SMALLER PARTIES BEING ‘SQUEEZED OUT’ OF MAY ELECTIONS BY CONFUSING COVID RULES AND OVER-ZEALOUS POLICING
Ambiguous lockdown rules and over-zealous policing are ‘squeezing smaller parties out of the democratic process’, independent candidates for upcoming elections in May are warning.
In London, mayoral candidate Brian Rose – second-favourite in the race – is engaged in a war of words with police chiefs after he and his team were fined while using a ‘Covid-secure’ campaign bus, to which the public had no access.
And in Wales, Member of the Welsh Parliament Neil McEvoy has accused police of ‘subverting the democratic process’ after officers turned up at his house to warn him about leafleting.
Rose, a New York-born ex-Wall Street banker who’s lived in London for 20 years, was stopped and fined £200 by police in Southwark, central London, last month, along with four team members, after being told campaigning was ‘not a necessary reason to be out of your homes’.
A video of the incident has since been viewed on social media platforms nearly one million times.
Rose, 49, said: “The police stopped, detained and fined me and four of my crew, and banned us from campaigning. They’ve now told us it’s ok to leaflet but only if a private company is doing the leafleting – volunteers can’t leaflet, which by definition seems to imply that if you’re an independent candidate or smaller party, and don’t have the funds, then you can’t campaign.
“This seems to be a major violation of the democratic process. How can you hold free and fair elections if you can’t educate the public who the candidates are?”

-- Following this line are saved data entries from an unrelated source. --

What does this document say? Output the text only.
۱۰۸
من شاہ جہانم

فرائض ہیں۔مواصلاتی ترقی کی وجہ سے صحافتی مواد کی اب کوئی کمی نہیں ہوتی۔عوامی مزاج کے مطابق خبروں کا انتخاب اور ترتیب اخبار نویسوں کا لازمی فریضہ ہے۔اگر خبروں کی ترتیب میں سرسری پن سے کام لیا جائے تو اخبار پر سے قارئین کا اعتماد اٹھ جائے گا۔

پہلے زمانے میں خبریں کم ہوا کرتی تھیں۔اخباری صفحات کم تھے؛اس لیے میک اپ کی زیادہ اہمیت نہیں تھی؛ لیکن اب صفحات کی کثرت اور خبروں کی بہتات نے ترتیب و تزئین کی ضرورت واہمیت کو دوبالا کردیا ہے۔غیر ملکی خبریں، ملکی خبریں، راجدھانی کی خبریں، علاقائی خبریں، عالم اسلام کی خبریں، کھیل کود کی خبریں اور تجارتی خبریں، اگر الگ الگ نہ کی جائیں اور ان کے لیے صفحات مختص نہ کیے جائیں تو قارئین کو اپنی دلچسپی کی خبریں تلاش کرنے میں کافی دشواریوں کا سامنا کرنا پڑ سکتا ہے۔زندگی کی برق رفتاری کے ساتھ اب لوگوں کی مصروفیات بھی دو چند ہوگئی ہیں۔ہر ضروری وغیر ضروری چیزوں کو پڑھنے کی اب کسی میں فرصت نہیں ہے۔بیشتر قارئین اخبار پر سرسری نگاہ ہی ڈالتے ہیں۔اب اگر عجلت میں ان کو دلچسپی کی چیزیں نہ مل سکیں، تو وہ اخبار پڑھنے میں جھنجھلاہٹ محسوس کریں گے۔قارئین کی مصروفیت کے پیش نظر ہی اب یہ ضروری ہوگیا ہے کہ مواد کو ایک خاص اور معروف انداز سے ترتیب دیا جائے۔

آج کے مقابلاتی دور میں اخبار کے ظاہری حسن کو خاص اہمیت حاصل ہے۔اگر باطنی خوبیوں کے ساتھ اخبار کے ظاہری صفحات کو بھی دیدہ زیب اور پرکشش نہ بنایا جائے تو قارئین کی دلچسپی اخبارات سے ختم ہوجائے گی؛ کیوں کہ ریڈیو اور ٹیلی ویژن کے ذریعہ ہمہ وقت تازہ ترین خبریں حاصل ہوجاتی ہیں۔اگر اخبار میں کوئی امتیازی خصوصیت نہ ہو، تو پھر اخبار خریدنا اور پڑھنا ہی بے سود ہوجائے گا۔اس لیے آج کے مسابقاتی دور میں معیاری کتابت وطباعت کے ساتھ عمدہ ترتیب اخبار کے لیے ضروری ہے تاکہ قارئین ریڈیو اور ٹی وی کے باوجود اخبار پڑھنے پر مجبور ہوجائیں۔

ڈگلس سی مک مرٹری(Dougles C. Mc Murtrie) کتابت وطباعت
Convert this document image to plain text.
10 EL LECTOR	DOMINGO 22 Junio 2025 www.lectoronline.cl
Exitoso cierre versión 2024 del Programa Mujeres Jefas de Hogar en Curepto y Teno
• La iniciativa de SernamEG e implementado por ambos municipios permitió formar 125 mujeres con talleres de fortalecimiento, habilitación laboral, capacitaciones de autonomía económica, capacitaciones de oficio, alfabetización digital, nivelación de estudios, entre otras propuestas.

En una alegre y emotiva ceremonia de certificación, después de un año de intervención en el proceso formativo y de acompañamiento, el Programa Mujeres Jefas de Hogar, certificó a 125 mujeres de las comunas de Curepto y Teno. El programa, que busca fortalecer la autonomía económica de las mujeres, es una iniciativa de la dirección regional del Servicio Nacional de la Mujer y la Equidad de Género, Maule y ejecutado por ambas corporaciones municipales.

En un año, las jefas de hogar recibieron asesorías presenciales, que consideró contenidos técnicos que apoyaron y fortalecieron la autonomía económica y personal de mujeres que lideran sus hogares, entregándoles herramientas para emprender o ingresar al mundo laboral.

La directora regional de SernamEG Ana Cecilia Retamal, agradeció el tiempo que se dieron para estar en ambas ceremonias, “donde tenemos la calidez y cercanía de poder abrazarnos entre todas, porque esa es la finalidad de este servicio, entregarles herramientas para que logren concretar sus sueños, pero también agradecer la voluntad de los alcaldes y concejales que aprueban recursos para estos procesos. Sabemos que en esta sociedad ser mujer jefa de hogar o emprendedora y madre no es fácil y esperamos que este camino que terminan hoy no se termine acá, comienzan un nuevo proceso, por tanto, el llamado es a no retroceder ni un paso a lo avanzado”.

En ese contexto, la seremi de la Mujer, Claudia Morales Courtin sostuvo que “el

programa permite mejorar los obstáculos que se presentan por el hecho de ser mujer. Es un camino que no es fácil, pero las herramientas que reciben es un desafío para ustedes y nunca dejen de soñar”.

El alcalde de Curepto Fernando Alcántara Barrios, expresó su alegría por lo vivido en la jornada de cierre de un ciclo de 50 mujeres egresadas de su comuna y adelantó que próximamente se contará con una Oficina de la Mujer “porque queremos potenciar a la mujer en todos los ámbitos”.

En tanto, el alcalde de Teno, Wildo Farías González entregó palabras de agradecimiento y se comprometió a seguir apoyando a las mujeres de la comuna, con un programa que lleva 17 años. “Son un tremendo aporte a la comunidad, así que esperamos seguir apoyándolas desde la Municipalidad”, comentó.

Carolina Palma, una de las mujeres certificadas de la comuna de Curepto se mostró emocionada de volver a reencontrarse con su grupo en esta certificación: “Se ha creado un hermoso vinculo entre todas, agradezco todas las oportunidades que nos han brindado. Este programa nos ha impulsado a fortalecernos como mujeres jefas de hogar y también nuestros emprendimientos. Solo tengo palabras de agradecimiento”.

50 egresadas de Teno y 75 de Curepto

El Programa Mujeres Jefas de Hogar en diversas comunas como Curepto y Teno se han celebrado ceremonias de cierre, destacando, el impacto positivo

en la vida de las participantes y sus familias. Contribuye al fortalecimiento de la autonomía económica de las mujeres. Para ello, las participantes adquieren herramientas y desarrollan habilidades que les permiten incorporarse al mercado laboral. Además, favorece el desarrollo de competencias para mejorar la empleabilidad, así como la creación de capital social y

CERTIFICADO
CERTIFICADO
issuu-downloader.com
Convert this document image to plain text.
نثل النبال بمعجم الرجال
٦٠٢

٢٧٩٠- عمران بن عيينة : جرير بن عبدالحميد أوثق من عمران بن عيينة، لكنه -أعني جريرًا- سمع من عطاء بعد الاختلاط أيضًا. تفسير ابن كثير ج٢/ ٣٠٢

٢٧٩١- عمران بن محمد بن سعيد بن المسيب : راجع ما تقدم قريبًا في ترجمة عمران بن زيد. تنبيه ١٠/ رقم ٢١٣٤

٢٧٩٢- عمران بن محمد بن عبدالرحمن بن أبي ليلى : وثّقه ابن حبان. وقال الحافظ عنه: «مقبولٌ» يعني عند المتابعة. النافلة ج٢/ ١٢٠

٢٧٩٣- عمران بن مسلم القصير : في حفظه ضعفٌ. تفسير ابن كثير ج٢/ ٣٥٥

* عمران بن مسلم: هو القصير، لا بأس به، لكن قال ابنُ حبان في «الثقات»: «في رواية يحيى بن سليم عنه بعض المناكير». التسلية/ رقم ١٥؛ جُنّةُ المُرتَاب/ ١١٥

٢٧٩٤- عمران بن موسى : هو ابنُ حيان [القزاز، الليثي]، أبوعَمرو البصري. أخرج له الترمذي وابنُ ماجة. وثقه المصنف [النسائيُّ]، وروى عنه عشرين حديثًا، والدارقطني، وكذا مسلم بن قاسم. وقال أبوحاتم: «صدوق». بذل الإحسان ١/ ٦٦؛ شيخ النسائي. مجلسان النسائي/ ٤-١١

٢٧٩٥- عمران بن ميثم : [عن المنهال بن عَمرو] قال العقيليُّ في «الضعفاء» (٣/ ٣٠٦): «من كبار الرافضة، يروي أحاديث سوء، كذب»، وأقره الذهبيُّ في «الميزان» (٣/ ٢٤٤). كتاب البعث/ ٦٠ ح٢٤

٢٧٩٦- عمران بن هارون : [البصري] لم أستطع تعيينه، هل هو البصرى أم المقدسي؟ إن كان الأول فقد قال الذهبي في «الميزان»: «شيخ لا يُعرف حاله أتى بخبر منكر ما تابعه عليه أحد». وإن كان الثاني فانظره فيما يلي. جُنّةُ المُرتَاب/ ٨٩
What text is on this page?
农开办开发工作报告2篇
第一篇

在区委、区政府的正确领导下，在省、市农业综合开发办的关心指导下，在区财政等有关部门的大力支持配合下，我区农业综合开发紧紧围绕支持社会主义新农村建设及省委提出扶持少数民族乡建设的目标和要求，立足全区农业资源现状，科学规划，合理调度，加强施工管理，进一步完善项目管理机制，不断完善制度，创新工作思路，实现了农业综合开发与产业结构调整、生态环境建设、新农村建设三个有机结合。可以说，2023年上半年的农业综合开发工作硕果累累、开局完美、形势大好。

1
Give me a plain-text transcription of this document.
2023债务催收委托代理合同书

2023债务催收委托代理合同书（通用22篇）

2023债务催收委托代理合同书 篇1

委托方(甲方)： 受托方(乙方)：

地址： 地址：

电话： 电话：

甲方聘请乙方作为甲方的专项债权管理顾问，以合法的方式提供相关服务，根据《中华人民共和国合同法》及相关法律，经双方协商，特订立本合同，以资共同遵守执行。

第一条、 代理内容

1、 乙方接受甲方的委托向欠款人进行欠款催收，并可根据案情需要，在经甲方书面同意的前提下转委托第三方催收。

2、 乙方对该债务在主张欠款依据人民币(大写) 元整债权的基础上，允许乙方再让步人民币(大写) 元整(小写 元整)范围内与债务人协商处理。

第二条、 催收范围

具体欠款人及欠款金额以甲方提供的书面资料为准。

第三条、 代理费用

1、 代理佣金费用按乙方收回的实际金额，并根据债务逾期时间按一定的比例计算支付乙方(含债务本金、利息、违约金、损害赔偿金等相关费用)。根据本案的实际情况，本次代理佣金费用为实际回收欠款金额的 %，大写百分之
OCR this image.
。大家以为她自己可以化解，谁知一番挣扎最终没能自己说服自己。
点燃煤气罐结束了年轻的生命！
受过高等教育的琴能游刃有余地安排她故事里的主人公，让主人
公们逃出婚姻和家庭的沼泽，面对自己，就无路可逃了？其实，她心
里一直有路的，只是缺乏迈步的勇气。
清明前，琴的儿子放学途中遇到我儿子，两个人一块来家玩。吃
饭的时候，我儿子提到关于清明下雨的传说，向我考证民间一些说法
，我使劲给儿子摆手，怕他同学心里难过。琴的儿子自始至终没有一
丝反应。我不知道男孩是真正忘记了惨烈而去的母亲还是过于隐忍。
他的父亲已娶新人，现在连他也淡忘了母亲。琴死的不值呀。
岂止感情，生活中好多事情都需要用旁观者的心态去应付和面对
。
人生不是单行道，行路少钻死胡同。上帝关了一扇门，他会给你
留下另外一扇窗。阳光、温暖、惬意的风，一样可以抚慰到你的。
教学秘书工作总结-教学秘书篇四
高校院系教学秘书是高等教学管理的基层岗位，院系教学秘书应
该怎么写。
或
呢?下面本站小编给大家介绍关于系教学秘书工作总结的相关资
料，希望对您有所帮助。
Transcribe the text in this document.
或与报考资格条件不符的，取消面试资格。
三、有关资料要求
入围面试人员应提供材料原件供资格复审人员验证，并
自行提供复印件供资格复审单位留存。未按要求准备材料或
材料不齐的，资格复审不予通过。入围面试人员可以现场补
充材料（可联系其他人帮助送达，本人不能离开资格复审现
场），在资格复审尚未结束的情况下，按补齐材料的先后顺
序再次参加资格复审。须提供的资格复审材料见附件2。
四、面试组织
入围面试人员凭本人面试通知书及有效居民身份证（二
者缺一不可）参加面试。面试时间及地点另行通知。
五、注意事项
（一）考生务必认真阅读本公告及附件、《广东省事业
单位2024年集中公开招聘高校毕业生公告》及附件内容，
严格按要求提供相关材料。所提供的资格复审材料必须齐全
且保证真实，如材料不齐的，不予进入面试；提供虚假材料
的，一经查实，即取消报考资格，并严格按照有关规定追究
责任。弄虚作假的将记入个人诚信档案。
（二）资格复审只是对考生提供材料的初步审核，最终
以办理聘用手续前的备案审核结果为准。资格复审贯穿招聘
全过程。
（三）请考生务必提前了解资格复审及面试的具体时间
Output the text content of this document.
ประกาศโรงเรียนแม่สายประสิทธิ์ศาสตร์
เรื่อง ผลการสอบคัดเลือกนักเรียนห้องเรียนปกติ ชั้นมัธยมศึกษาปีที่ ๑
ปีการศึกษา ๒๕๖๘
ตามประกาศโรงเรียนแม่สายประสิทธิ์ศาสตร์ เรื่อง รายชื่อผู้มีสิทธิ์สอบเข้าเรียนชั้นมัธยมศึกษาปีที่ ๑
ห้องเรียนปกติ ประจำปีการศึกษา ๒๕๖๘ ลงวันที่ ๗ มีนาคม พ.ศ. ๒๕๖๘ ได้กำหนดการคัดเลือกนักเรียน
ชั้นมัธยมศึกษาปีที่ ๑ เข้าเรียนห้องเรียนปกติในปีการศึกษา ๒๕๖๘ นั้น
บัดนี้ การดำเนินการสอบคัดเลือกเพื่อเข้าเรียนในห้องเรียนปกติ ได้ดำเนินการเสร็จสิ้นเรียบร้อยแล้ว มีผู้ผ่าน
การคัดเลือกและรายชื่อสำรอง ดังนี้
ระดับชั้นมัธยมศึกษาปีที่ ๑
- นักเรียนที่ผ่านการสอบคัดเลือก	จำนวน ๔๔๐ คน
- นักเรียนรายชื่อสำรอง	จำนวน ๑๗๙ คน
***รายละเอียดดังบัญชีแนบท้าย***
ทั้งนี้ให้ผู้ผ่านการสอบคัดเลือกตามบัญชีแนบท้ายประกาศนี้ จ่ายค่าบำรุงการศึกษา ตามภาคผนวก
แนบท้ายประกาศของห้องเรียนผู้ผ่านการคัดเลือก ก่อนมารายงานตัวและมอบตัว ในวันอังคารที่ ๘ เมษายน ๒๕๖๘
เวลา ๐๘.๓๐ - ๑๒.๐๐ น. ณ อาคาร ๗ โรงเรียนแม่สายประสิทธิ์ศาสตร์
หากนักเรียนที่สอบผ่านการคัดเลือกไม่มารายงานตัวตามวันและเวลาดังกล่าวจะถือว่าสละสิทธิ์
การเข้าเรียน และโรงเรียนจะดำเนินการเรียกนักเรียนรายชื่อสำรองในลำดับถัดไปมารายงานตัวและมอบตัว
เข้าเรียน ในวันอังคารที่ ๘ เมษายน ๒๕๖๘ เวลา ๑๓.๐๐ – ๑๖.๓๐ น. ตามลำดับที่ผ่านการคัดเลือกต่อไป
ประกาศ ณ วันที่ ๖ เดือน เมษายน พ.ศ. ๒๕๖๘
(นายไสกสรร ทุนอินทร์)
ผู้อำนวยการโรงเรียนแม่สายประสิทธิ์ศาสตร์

Earlier this week, Senedd Member Neil McEvoy was ‘cautioned’ by police after 2021 election leaflets were delivered door-to-door in Cardiff. According to the Welsh Government’s alert level 4 coronavirus guidelines, political campaigning is not considered a ‘reasonable excuse to leave home’.
McEvoy, who is the leader of Propel party, said: “I think it’s clear to the public that when it comes to me, and my party Propel, policing is done very differently.
“If the law is there then the law has to apply equally to everybody. Mark Drakeford is having his leaflets delivered, paying a private company to do so, yet the chief constable is seeking to stop my leaflets being delivered by volunteers who are taking Covid precautions. Everyone has gloves, everybody has sanitiser, myself included.”
The incident with London mayoral candidate Brian Rose took place at the start of a tour of all 32 London boroughs in what he describes as the world’s first Covid-secure, fully digital battle bus, complete with on-board TV studio facilities for live streaming – which resulted in 3.5 million unique visitors to the Digital Battle Bus Tour site, 65% of which are from Greater London.
And after writing to both City of London and Metropolitan police forces to seek guidance on why he was fined, Rose has now hit out at the response.
Rose added: “I was walking down the middle of the road and live streaming on my phone when I was surrounded by ten City of London police officers who had approached in five police vans.
“I thought there was something fundamentally wrong with criminalising the right to campaign. I know the police have a very difficult job but I told them I thought it was political.
“I went back to my legal team and we created a five-page letter which we sent it to the London police commissioners, and we got back out on the road.
“We were stopped two days later by the Met police but I wasn’t on the bus and they let us continue, and since then we’ve been ready to be pulled over, stopped and arrested any moment – but we haven’t been.
“This felt very political – why come after us? The police had been watching what we’d been doing for two days, as they told us when they fined us.
“We received a reply from the police and they clarified the issue of leafleting – which was interesting because I wasn’t leafleting and they still fined us.
“We’re moving forward with our digital campaign and I think these laws need to be looked at – this latest statement by the police does not seem fair.”
The 22-day tour of London has covered 2,028 miles, and also led to over one million shares of the Brian For Mayor site.